Hi, I made three test submissions this morning. The first one executed properly. The second and third one got stuck at "Post-Installation: Running"

pat676 commented 2 years ago

We currently have one that is stuck at "Shutting down instance: Running.". The abort button is disabled at this stage, could one of the organisers please shut it down?

ChristopherBrix commented 2 years ago

I think it's solved now, I'm currently running some tests. Give me a few minutes, I'll post an update soon!

ChristopherBrix commented 2 years ago

@ChristopherBrix Could we add an option to choose to not run the install_tool.sh as sudo? Setting up conda environments from a script that is run as sudo seems to be tricky.

@mnmueller I can do that, but then you cannot install anything that does require root privileges. Maybe you could use su ubuntu -c "whoami; ls /some/dir" in your install script to temporarily switch to a non-root user?

ChristopherBrix commented 2 years ago

The post-install bug should be fixed now, please try again and let me know if it still gets stuck.

If you want to use Gurobi and need the academic license, here's how to get that done:

  1. When submitting your toolkit, select the option to include a pause after the install script was run
  2. In your install script, include grbprobe
  3. Connect your private PC to the universities network
  4. Get a fresh academic license key
  5. Wait until grbprobe was run and note down the output
  6. Navigate your browser to the URL https://apps.gurobi.com/keyserver?id=LICENSE_KEY&hostname=HOSTNAME&hostid=HOSTID&username=ubuntu&os=linux&sockets=SOCKETS&localdate=YYYY-MM-DD&version=9 after substituting the placeholders (if you get an error message, double check that you're connected to your university network)
  7. Format the content shown to you: You need to add linebreaks (or open the website's source code, there they are included) and remove the first two lines.
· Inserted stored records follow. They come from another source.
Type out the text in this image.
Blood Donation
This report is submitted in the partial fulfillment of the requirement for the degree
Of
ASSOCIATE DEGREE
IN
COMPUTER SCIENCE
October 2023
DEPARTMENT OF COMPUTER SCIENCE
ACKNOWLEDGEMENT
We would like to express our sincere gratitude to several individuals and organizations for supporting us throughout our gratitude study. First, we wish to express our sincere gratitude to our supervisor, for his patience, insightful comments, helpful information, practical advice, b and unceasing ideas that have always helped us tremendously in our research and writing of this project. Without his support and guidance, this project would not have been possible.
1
It should look like this:
    # DO NOT EDIT THIS FILE except as noted
    #
    # License ID X
    # Gurobi license for Your University
    ORGANIZATION=Your University
    TYPE=ACADEMIC
    VERSION=9
    HOSTNAME=ip-123456789
    HOSTID=1a2b3c
    SOCKETS=2
    USERNAME=ubuntu
    EXPIRATION=yyyy-mm-dd
    KEY=XYZ
    CKEY=XYZ
  8. Update your post-install script such that it writes this content to a file. Your license file must either be in one of the default locations (e.g. /opt/gurobi/gurobi.lic, note: /opt/gurobi does not exist by default, you first need to create that directory) or you need to set the environment variable GRB_LICENSE_FILE (I recommend using the default path)
  9. Let the pipeline proceed

As always, please let me know if this doesn't work for you.